Bernard Cazeneuve et Edouard Philippe, à Matignon, le 15 mai 2017
Bernard Cazeneuve et Edouard Philippe, à Matignon, le 15 mai 2017 Crédits : Thomas Samson - AFP

Il faudra bien sûr attendre les premières mesures, les premières décisions du nouvel Exécutif, pour se faire une idée précise. Attendre les premiers contacts, aussi, avec la future assemblée. Mais d'ores et déjà, une observation avec l'arrivée d’Édouard Philippe à Matignon : tout se passe comme si Emmanuel Macron avait nommé l’un de ses collaborateurs. Sur-diplômé, allure de techno, phrasé précis et allure un peu engoncée, le nouveau Premier ministre a des airs de super-directeur de cabinet.

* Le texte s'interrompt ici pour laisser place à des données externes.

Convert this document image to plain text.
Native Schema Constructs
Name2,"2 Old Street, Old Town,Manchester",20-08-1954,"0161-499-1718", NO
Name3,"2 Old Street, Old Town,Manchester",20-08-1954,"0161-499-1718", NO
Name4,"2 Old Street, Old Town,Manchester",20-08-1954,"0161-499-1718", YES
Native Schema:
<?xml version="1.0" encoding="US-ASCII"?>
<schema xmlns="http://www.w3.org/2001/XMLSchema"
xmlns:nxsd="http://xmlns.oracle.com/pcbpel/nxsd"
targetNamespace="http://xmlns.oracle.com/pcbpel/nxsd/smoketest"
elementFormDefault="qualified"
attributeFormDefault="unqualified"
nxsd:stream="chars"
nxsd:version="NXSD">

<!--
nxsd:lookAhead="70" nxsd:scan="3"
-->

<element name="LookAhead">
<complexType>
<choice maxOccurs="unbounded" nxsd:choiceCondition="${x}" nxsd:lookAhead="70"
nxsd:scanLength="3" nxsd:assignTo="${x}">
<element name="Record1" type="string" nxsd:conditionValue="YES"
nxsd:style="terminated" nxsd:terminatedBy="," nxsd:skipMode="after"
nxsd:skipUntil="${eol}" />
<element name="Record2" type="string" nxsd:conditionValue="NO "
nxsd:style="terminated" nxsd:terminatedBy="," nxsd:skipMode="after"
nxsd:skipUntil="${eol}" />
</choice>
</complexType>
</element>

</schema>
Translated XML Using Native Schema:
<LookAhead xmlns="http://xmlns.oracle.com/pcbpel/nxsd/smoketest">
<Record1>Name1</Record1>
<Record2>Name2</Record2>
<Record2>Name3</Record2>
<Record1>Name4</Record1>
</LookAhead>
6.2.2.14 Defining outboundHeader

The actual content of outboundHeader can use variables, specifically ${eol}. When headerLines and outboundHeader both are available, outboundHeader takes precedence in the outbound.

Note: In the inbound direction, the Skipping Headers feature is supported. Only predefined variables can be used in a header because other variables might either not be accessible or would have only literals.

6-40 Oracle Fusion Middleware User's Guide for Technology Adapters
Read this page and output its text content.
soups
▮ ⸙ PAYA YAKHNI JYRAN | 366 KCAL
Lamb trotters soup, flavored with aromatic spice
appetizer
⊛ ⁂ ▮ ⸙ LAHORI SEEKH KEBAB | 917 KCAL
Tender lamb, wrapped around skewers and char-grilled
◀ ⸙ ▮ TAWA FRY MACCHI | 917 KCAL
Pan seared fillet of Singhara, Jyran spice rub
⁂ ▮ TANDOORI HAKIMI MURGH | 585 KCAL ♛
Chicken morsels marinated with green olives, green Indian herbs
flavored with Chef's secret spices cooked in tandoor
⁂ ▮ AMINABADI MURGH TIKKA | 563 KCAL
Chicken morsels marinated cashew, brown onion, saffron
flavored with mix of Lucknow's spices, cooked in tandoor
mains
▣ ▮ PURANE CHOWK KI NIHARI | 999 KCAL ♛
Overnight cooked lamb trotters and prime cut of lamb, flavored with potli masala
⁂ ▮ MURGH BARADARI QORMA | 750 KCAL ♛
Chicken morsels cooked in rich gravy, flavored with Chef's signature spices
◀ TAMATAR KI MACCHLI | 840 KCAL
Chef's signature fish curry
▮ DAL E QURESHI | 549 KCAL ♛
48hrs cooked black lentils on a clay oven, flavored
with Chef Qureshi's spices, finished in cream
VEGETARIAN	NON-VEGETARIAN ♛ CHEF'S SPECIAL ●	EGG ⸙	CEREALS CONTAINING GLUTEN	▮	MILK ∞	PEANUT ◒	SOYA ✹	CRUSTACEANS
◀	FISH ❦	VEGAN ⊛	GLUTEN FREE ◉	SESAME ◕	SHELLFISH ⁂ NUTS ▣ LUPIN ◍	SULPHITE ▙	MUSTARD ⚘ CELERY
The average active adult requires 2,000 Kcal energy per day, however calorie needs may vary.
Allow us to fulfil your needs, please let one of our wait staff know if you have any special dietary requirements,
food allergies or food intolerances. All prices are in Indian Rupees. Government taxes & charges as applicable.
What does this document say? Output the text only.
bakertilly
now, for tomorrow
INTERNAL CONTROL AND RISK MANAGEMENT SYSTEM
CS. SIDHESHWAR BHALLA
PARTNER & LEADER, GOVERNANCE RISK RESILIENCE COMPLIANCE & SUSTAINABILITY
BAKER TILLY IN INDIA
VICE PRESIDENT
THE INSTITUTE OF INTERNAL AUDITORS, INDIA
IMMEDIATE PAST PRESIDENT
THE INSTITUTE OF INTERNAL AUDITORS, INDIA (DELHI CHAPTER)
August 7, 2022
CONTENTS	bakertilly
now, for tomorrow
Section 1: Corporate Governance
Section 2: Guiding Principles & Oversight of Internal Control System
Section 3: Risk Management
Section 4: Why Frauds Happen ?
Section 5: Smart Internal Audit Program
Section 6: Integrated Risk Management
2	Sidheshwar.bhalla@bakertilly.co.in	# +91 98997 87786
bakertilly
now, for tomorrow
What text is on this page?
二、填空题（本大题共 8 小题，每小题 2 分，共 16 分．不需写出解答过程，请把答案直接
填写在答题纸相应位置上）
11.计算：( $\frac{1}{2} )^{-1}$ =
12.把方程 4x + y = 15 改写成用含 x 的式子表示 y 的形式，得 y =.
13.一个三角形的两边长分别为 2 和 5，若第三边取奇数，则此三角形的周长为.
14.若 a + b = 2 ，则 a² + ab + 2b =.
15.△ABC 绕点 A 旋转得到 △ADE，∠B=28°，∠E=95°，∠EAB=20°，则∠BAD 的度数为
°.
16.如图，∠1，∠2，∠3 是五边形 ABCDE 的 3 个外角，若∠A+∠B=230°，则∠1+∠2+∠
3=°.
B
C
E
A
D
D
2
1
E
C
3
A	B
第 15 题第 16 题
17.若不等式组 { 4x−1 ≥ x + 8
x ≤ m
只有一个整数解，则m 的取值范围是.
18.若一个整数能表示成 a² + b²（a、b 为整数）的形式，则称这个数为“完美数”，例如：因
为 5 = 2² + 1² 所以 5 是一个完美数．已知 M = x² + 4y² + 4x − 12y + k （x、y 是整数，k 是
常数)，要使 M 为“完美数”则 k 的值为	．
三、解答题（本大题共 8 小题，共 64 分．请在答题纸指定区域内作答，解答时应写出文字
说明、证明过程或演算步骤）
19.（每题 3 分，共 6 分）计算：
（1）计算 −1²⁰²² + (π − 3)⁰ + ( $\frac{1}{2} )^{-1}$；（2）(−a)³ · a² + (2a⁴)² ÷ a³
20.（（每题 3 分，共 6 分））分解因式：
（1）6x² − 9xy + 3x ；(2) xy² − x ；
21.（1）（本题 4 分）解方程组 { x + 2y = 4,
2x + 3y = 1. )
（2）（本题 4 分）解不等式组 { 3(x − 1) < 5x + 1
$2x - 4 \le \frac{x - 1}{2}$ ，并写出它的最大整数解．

Hier soir sur TF1, il n’a pu dévoiler une originalité, une personnalité, qui nous empêchent de penser que cette nomination est légèrement ton sur ton. "Collaborateur" : on se souvient du mot cruel de Nicolas Sarkozy à l’égard de François Fillon, pour lui signifier que le vrai pouvoir était à l’Élysée. Ce mot trouverait davantage de sens dans le nouveau couple exécutif.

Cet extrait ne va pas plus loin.